Image Caption Generation Using Deep Learning

Authors

  • Pawaskar S P Computer Dept., Goa College of Engineering, Goa University, Farmagudi, Ponda, Goa, India
  • Laxminarayana JA Computer Dept., Goa College of Engineering, Goa University, Farmagudi, Ponda, Goa, India

DOI:

https://doi.org/10.26438/ijcse/v6si10.5355

Keywords:

BLEU rating, captions, CNN, deep neural network

Abstract

From the perspective of humans and computers, a picture can be interpreted in distinct manner. In the case of humans, a picture will be clearly a few description or scene of a motion or environment and so forth, whilst with respect to computers, it is just a few aggregates of pixels or digital numbers. The system of photo captioning offers with assigning inner facts in the shape of captions with the aid of extracting the applicable functions from an input picture. This venture aims at producing meaningful captions for a given picture. The proposed work is based on deep neural networks. The proposed work has three fundamental units.
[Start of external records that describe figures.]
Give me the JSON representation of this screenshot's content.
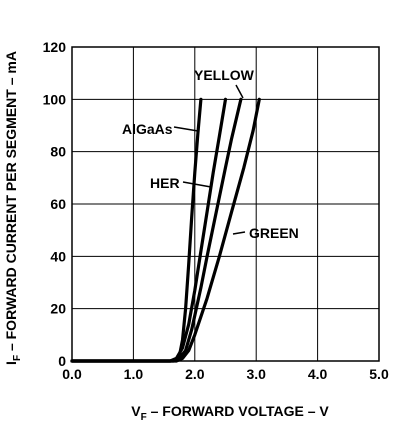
{
  "chart_data": {
    "type": "line",
    "xlabel": "V",
    "xlabel_sub": "F",
    "xlabel_rest": " – FORWARD VOLTAGE – V",
    "ylabel": "I",
    "ylabel_sub": "F",
    "ylabel_rest": " – FORWARD CURRENT PER SEGMENT – mA",
    "xlim": [
      0,
      5
    ],
    "ylim": [
      0,
      120
    ],
    "x_ticks": [
      "0.0",
      "1.0",
      "2.0",
      "3.0",
      "4.0",
      "5.0"
    ],
    "y_ticks": [
      "0",
      "20",
      "40",
      "60",
      "80",
      "100",
      "120"
    ],
    "grid": true,
    "series": [
      {
        "name": "AlGaAs",
        "x": [
          0,
          1.6,
          1.7,
          1.75,
          1.8,
          1.85,
          1.9,
          1.95,
          2.0,
          2.05,
          2.1
        ],
        "y": [
          0,
          0,
          0.5,
          2,
          8,
          20,
          37,
          55,
          72,
          87,
          100
        ]
      },
      {
        "name": "HER",
        "x": [
          0,
          1.6,
          1.7,
          1.8,
          1.9,
          2.0,
          2.1,
          2.2,
          2.3,
          2.4,
          2.5
        ],
        "y": [
          0,
          0,
          1,
          5,
          14,
          27,
          42,
          57,
          72,
          86,
          100
        ]
      },
      {
        "name": "YELLOW",
        "x": [
          0,
          1.65,
          1.75,
          1.85,
          1.95,
          2.1,
          2.2,
          2.35,
          2.5,
          2.6,
          2.75
        ],
        "y": [
          0,
          0,
          1,
          4,
          12,
          28,
          40,
          57,
          74,
          85,
          100
        ]
      },
      {
        "name": "GREEN",
        "x": [
          0,
          1.7,
          1.8,
          1.9,
          2.0,
          2.2,
          2.4,
          2.6,
          2.8,
          2.95,
          3.05
        ],
        "y": [
          0,
          0,
          1,
          4,
          10,
          24,
          40,
          57,
          74,
          88,
          100
        ]
      }
    ]
  }
}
The first is the picture module that is given as input to the function extractor unit. The next unit is a feature extractor unit based on CNN (Convolutional Neural Network) which extracts the applicable characteristic. The final unit is the language generator. It generates sentences that describe the input image. To assess the quality of the generated textual content, BLEU(Bi-Lingual Evaluation Understudy) rating is used. Suitable captions will help the users to search snapshots with lengthy queries. Such systems may also be beneficial for visually impaired humans in understanding pictures.

References

[1] Chen and C. L. Zitnick, "Mind`s eye: A recurrent visual representation for image caption generation," 2015 IEEE Conference on Computer Vision and Pattern Recognition (CVPR),Boston, MA, 2015, pp. 2422-2431.

[2] J. Donahue et al., "Long-Term Recurrent Convolutional Networks for Visual Recognition and Description," in IEEE Transactions on Pattern Analysis and Machine Intelligence, vol. 39, Issue 4, pp. 677-691, April 1 2017.

[3] V. B. Kumar, T. R. Baadkar, and V. Joshi, "CRYPTANITE: A New Look to the World of Social Networks Using Deep Learning," 2016 12th International Conference on Signal-Image Technology & Internet-Based Systems (SITIS),Naples, 2016, pp. 358-364.

[4] Arnab Ghoshal, Pavel Ircing, Sanjeev Khudanpur "Hidden Markov Models for Automatic Annotation and Content-Based Retrieval of Images and Video".

[5] Zajic R. Schwartz, D & Door, B & Schwartz, Richard "Automatic Headline Generation for Newspaper Stories", 2018.

[6] PHILO SUMI , ANU.T.P " A Systematic Approach for News aption Generation", International Journal of Advanced Research in Computer Science & Technology (IJARCST 2014), Vol. 2, Issue 2, Ver. 1 (April -June 2014).

[7] K. Ramnath et al., "AutoCaption: Automatic caption generation for personal photos," IEEE Winter Conference on Applications of Computer Vision, Steamboat Springs, CO, 2014, pp. 1050-1057.

Downloads

Published

2025-11-17
CITATION
DOI: 10.26438/ijcse/v6si10.5355
Published: 2025-11-17

How to Cite

[1]
S. Pawaskar and J. Laxminarayana, “Image Caption Generation Using Deep Learning”, Int. J. Comp. Sci. Eng., vol. 6, no. 10, pp. 53–55, Nov. 2025.